Regia di Tim Burton vedi scheda film
Come vivere nell'illusione ... restando nella realtà.
Leggendo qualche recensione qua e là mi sono convinto che, grosso modo, l’interpretazione più comune, al netto degli svolazzi poetici, sia la seguente.
“Il film è realistico, e le scene inverosimili sono immaginarie. Il protagonista (Edward) ama l’illusione, e sull'illusione fonda la sua stessa ragion d’essere. Il figlio (Will) del protagonista, vittima della personalità narcisistica ed egocentrica del padre, detesta le sue panzane. Però poi, gradualmente, via via che l’anziano Edward sarà costretto a prendere atto della più implacabile delle realtà (la sua stessa morte), Will comincia ad accettare le storie inverosimili del padre, e ne comprende la funzione catartica, o forse salvifica. Il suo rancore verso il genitore viene dunque superato, e sarà in grado di accompagnarlo con benevolenza al trapasso. Un finale dunque struggente, ma lieto”.

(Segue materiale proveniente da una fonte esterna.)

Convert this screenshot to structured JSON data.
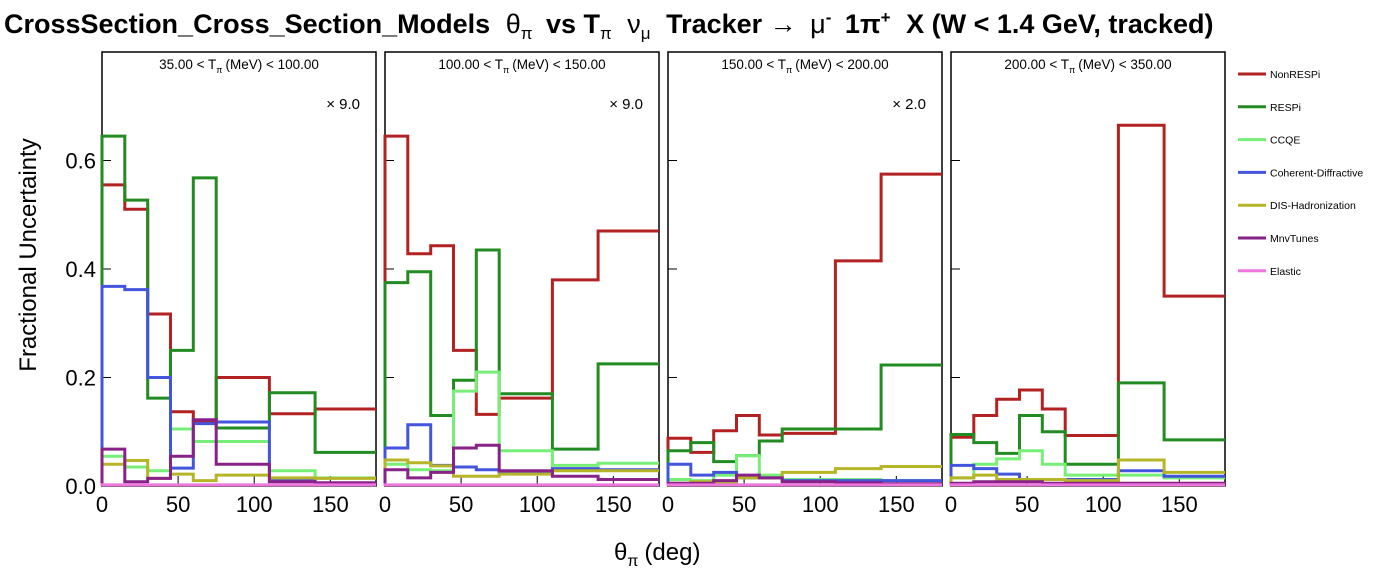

Fermo restando questo quadro di base, dal mio punto di vista c’è una possibile interpretazione parallela: la scrivo qui di seguito.
La vita quotidiana, per moltissime persone, è fatta soprattutto di routine. Non ci capitano avventure mirabolanti e surreali. La vita di Edward è incredibile (come dichiarato nello stesso titolo del film), perché c’è la magia, il gigante, la strega veggente, il lupo mannaro, ecc. Nella nostra vita queste cose non capitano; però ognuno di noi è immerso in un universo di incontri, eventi, esperienze, che a sua volta costituisce una ricchezza. Sta a noi vedere la straordinarietà nella routine, o “l’infinito nell'umiltà”, come diceva Umberto Saba. Se riusciamo a vedere tutto questo, e a trasformarlo in storie, allora anche la nostra vita sarà incredibile, e le storie assumeranno una funzione costitutiva. Se prendiamo per buona questa interpretazione del film, allora le scene inverosimili non sono reali, ma non sono neanche illusioni. Sono metafore, volte a simboleggiare e a valorizzare la capacità di cogliere il “meraviglioso”, restando nella realtà.